Qualità che rimane palpabile intorno al 1970 nel pur confuso panorama delle incisioni per la King Records, l’etichetta di Cincinnati che era stata in buona parte responsabile per l’affermazione del r&b e del primo soul. «Where the Soul Tree Grows», dal titolo del 45 giri del 1969 che esaltava con metafora arborea il nuovo linguaggio nero in una chiave insieme bluesy e ballabile, attualissima, ha più che occasionali spunti funky e (appunto) soul negli arrangiamenti del futuro pianista mingusiano Don Pullen (Drown in My Own Tears, un nuovo I’ll Be Around dalla ritmica jazz e dall’ampio equilibrio cromatico, tra bassi lividi, orlature nel falsetto e accenni di singhiozzo): mentre gli album realizzati a Nashville alternano il tipico, variegato pop prysockiano guarnito dal più che occasionale commento parlato («Unforgettable», con tocchi country-soul in un Cry che cresce sino a esplosioni emozionali magistralmente frenate e nel Let Them Talk di Little Willie John, squisitamente omaggiato anche in un soffice, accoratissimo Talk to Me; e il più intimo «Fly My Love», con un Sunny cauto, dal respiro largo e dai plastici sussurri, una definitiva rilettura dell’eckstiniano I Wanna Talk About You, e belle incursioni nel book dei Beatles e di Jim Webb) a episodi più schiettamente country («The Country Side of Arthur Prysock», con una lettura di Today I Started Loving You Again di maestosa e generosamente quanto finemente modulata eloquenza, e un unico, bruciante inasprimento a minarne con classe il relax) e più sobriamente gospel («The Lord Is My Shepherd», la voce, tra melodia e recitazione, ombre cupe e pieghe agre, ben integrata dalle armonie dei Jordanaires, come in un mirabile That Lucky Old Sun dal crescendo finale quasi feroce e in un pulsante e ipnotico Just a Closer Walk With Thee).
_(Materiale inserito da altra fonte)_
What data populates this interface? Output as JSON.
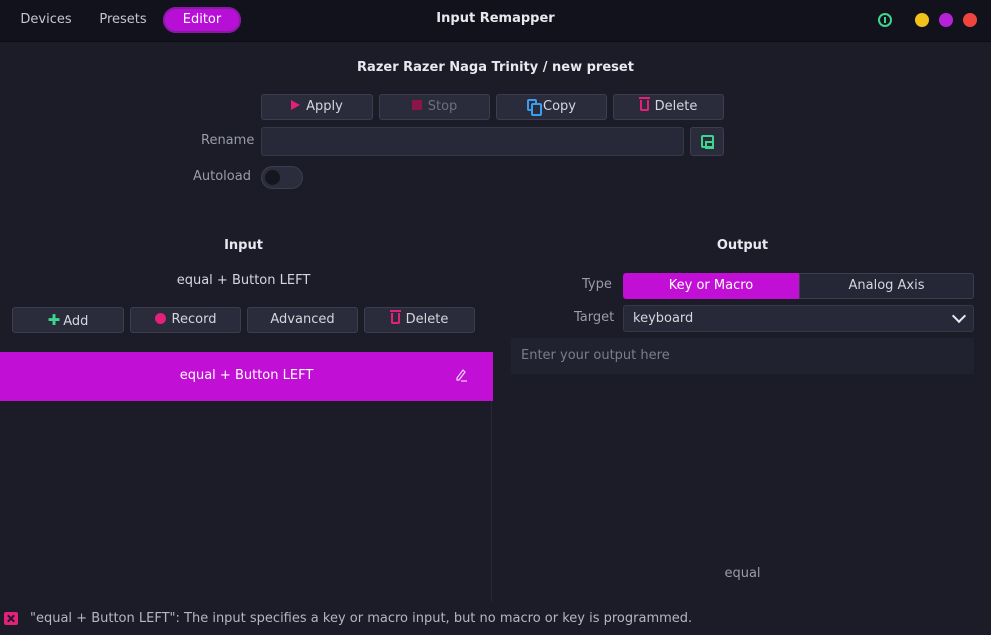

A metà anni Settanta il ritorno alla Old Town di Hy Weiss è stato segnato dagli intriganti episodi di soul contemporaneo, ancora curati da Mort Garson, dei pur discontinui «Love Makes It Right» (aperto da efficaci aggiornamenti di Hurt So Bad e It’s Too Soon to Know e caratterizzato dalla pura, carnale tensione celebrativa del brano del titolo) e «Arthur Prysock ‘74» (dal cauto quanto eloquente lirismo di Don’t Misunderstand alla misurata muscolarità di Thank Heaven for You, passando per i tormenti di A Man Sings the Blues e Good Morning Heartache), ma anche da diversi cedimenti all’estetica «disco» («All My Life», del 1976, con il gentile abbandono danzante dello hit When Love Is New, e «Does It Again» del 1977, parzialmente riscattato da un poderoso Shady Lady), sino all’eclettismo pop di «Here’s to Good Friends» del 978, che prendeva il nome dalla canzone che accompagnava la pubblicità televisiva della Lowenbrau (e che gli dette in quel periodo una popolarità estesa ben oltre la sua naturale audience) e che culminava nella bella e colloquiale lettura country-soul di Funny How Time Slips Away di Willie Nelson, in sorprendente conflitto con la eccitante e spiritosa maratona di sudata carnalità da pista da ballo, Spunky.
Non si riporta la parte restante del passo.